If your pension shows as a deduction below gross pay rather than reducing gross pay, you may be missing out on NI savings. Ask HR if salary sacrifice is available.

Student loan repayments

Deducted automatically if you're on Plan 1, 2, 4, or 5 and earning above the threshold:

Plan2024/25 thresholdRate
Plan 1£24,990/year9% above threshold
Plan 2£27,295/year9% above threshold
Plan 4 (Scotland)£31,395/year9% above threshold
Plan 5 (new)£25,000/year9% above threshold
Postgraduate£21,000/year6% above threshold

Other deductions

You may also see:

  • Child maintenance (if a deduction from earnings order is in place)
  • Court orders
  • Season ticket loans (employer loans repaid from salary)
  • Cycle to Work / EV scheme payments (if not salary sacrifice)

Net pay

Your take-home pay after all deductions. This is what hits your bank account.

£45,000
Gross pay
before deductions
~£33,500
Net pay
typical for £45k salary
~26%
Effective rate
of gross lost to tax+NI

Year-to-date (YTD) figures

Most payslips show cumulative totals for the tax year (April to April). These are useful for:

  • Checking you haven't overpaid tax
  • Verifying your P60 at year end
  • Spotting if an emergency tax code was applied mid-year

Common payslip problems

ProblemWhat to do
Emergency tax code (W1/M1)Contact HMRC or your employer's payroll team
Wrong tax codeCheck via Personal Tax Account at gov.uk
NI deducted on pensionPension may not be salary sacrifice — ask HR
Student loan deducted but loan repaidContact Student Loans Company
No pension deductionCheck auto-enrolment status with HR

What this means for you

On a £45,000 salary, your payslip deducts around £540/month in income tax and £216/month in NI. If your pension is shown as a deduction below gross rather than reducing gross pay, you are missing the NI saving — worth around £16–40/month depending on your contribution level.

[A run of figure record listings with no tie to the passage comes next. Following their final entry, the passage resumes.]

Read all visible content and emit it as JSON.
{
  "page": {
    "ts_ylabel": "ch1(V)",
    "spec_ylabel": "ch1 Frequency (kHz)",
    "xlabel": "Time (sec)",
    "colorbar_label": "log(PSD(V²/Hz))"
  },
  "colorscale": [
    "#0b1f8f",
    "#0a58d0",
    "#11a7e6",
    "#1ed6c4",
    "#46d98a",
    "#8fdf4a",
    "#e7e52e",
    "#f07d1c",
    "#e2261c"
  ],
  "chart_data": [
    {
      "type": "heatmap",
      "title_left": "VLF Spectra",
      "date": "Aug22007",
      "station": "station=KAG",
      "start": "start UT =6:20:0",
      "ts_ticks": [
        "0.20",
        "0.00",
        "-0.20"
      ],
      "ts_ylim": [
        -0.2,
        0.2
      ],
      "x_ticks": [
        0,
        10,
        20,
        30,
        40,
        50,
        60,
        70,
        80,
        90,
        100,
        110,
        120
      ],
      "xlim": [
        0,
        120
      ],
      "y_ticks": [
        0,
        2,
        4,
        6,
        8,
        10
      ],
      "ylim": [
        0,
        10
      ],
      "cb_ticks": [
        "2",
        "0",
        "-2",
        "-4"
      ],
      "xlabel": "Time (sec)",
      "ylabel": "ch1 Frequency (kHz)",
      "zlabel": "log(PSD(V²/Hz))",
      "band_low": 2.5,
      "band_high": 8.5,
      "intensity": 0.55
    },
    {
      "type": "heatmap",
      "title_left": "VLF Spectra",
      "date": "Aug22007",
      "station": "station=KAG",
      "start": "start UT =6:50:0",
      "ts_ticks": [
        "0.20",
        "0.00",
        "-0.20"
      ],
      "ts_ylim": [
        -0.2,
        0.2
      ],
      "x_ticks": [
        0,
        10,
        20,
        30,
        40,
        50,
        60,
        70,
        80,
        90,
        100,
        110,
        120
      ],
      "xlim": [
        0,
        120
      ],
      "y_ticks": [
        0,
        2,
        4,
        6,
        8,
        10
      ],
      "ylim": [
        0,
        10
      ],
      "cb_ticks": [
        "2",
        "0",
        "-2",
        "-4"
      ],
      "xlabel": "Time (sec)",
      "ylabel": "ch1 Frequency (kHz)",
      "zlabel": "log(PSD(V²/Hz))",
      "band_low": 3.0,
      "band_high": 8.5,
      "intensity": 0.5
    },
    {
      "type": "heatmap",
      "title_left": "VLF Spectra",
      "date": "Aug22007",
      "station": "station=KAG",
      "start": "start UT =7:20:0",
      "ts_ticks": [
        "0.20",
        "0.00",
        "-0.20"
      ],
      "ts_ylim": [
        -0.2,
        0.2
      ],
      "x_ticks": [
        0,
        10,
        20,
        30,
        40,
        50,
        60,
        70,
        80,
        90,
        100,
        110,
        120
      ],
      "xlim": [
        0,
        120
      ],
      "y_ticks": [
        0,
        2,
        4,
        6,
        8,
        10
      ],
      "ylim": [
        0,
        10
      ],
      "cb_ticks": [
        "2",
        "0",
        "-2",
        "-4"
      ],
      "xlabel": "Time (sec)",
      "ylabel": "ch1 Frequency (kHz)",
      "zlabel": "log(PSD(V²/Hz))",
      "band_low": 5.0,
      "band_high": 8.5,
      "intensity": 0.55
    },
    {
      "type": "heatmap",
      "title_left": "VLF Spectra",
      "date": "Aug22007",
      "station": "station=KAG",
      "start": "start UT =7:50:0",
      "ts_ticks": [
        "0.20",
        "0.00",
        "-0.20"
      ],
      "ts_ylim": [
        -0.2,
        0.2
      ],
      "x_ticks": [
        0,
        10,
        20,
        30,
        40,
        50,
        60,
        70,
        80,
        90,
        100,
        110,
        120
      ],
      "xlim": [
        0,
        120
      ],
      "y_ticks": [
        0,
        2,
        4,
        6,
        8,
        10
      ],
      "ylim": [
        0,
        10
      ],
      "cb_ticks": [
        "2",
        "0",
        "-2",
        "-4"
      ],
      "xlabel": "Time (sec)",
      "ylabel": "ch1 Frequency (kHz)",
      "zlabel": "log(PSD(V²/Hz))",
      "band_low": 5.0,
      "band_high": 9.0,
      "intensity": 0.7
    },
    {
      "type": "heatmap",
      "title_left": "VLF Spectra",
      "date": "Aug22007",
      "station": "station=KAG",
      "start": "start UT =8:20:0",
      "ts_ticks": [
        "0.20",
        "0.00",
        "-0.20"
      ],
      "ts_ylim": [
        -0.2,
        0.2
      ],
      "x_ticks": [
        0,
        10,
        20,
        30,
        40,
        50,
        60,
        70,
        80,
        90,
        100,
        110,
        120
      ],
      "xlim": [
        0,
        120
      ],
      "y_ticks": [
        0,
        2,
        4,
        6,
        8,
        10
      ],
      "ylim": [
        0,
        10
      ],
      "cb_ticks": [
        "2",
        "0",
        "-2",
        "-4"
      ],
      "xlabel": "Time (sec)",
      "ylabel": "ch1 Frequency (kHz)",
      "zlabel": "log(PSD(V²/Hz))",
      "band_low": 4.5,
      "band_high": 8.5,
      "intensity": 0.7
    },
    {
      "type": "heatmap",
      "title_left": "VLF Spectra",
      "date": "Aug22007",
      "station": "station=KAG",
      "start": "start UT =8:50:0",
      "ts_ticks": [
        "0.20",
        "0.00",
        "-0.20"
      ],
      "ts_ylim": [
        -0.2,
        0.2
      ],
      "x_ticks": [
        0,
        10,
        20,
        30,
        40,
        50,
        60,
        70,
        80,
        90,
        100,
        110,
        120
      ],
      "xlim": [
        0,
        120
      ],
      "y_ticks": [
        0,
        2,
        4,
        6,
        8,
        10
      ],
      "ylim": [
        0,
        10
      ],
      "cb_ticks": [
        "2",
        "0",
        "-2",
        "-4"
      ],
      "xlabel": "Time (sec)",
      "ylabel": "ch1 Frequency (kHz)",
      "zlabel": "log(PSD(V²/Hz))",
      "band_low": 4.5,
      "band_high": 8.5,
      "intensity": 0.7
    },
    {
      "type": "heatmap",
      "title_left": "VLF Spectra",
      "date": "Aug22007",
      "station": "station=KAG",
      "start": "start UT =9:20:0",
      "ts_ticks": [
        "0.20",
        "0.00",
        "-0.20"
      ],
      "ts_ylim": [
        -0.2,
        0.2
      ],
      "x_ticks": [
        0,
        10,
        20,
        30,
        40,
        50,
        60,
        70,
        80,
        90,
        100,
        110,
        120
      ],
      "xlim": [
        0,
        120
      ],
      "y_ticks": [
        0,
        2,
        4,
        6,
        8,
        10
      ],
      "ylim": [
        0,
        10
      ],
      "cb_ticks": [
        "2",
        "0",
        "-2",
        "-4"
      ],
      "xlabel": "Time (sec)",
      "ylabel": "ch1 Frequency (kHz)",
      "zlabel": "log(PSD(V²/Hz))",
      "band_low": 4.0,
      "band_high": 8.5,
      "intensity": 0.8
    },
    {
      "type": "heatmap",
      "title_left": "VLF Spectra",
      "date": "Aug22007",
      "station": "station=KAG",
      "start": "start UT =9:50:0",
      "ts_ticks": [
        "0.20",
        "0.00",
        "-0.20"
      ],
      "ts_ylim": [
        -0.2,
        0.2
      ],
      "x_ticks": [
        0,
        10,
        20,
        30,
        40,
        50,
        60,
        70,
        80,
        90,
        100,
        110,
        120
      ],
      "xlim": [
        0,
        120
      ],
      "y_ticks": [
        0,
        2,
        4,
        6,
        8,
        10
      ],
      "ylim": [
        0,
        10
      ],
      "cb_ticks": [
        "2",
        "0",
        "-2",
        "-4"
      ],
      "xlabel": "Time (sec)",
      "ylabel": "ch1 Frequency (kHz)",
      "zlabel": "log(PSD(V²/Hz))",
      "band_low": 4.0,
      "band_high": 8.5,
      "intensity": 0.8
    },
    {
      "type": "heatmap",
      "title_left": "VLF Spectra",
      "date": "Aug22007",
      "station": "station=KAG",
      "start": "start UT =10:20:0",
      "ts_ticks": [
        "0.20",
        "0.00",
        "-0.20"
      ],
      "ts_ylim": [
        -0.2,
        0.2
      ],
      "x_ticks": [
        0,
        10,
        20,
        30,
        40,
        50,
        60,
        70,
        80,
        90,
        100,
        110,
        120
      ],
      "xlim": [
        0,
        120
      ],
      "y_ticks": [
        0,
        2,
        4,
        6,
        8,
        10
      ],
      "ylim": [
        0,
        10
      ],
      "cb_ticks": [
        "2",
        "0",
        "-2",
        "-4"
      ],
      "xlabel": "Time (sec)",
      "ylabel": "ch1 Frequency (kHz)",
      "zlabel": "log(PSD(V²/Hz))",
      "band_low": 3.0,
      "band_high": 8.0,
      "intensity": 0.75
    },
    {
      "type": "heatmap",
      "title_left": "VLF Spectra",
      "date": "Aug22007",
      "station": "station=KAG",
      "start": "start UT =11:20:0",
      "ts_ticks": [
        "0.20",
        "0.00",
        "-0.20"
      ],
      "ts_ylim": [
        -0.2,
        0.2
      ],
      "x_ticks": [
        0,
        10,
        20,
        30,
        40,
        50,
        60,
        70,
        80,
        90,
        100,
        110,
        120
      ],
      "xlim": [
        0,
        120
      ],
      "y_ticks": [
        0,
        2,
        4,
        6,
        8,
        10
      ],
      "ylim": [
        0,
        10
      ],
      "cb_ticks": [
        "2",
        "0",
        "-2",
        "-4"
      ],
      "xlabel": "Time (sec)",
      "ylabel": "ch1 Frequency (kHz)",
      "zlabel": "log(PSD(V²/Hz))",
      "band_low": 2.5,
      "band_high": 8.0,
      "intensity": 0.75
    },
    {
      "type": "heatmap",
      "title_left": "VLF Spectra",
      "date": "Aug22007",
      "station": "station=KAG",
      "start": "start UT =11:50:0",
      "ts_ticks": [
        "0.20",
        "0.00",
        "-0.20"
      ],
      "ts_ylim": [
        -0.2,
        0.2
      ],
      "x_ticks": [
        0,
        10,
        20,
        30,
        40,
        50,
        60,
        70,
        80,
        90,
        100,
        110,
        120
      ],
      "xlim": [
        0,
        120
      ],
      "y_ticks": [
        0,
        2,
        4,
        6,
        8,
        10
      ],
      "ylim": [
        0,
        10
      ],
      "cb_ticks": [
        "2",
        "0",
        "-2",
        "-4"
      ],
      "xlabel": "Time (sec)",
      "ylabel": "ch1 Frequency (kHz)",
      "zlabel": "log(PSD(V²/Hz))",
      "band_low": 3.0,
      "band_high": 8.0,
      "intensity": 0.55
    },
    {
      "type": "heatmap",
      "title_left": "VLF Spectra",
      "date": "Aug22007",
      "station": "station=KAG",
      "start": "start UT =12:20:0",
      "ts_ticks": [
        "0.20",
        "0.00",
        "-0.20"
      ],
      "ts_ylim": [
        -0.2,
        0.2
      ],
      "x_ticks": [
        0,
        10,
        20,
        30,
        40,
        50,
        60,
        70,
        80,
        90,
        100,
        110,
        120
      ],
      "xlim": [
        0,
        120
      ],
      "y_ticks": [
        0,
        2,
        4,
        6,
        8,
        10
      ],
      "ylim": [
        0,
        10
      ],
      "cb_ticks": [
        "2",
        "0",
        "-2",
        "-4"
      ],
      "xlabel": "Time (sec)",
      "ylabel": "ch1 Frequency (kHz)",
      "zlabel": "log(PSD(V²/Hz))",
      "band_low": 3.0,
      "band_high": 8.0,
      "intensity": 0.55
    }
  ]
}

At £60,000, checking whether your pension is salary sacrifice or relief at source could be worth £100+/month in NI savings alone. Ask HR which method your scheme uses.

The payslip is also the fastest way to spot a wrong tax code. If your code is not 1257L (or a recognised variant), check it before the end of the tax year.

How to pay less tax — starting from your payslip

Once you understand your payslip, you can identify savings:

  1. Increase pension sacrifice — reduces gross pay, saves tax + NI
  2. Add Cycle to Work — saves 28–42% on a new bike
  3. EV salary sacrifice — drive a new EV at 2% BiK rate
  4. Check your tax code — wrong codes are common after job changes
  5. Claim Marriage Allowance — worth £252/year if your partner earns under £12,570

Try the TaxCal UK calculator to estimate your take-home pay.

FAQ

How do I know if my pension is salary sacrifice or relief at source?

If your pension contribution reduces your gross pay figure on the payslip, it is salary sacrifice. If it appears as a deduction below gross pay, it is relief at source or net pay arrangement.

Why is my tax code different from 1257L?

Common reasons: a benefit in kind (company car, private medical), underpaid tax from a previous year, Marriage Allowance, or an emergency code after a job change. Check your HMRC personal tax account for the reason.

What does W1 or M1 on my tax code mean?

It means you are on a non-cumulative emergency code — tax is calculated on each pay period in isolation rather than cumulatively. This often leads to overpaying tax. Contact HMRC to get it corrected.

Can I get a refund if I overpaid tax this year?

Yes. If you are on PAYE, HMRC usually issues a P800 at year end. You can also check and claim via your personal tax account at gov.uk.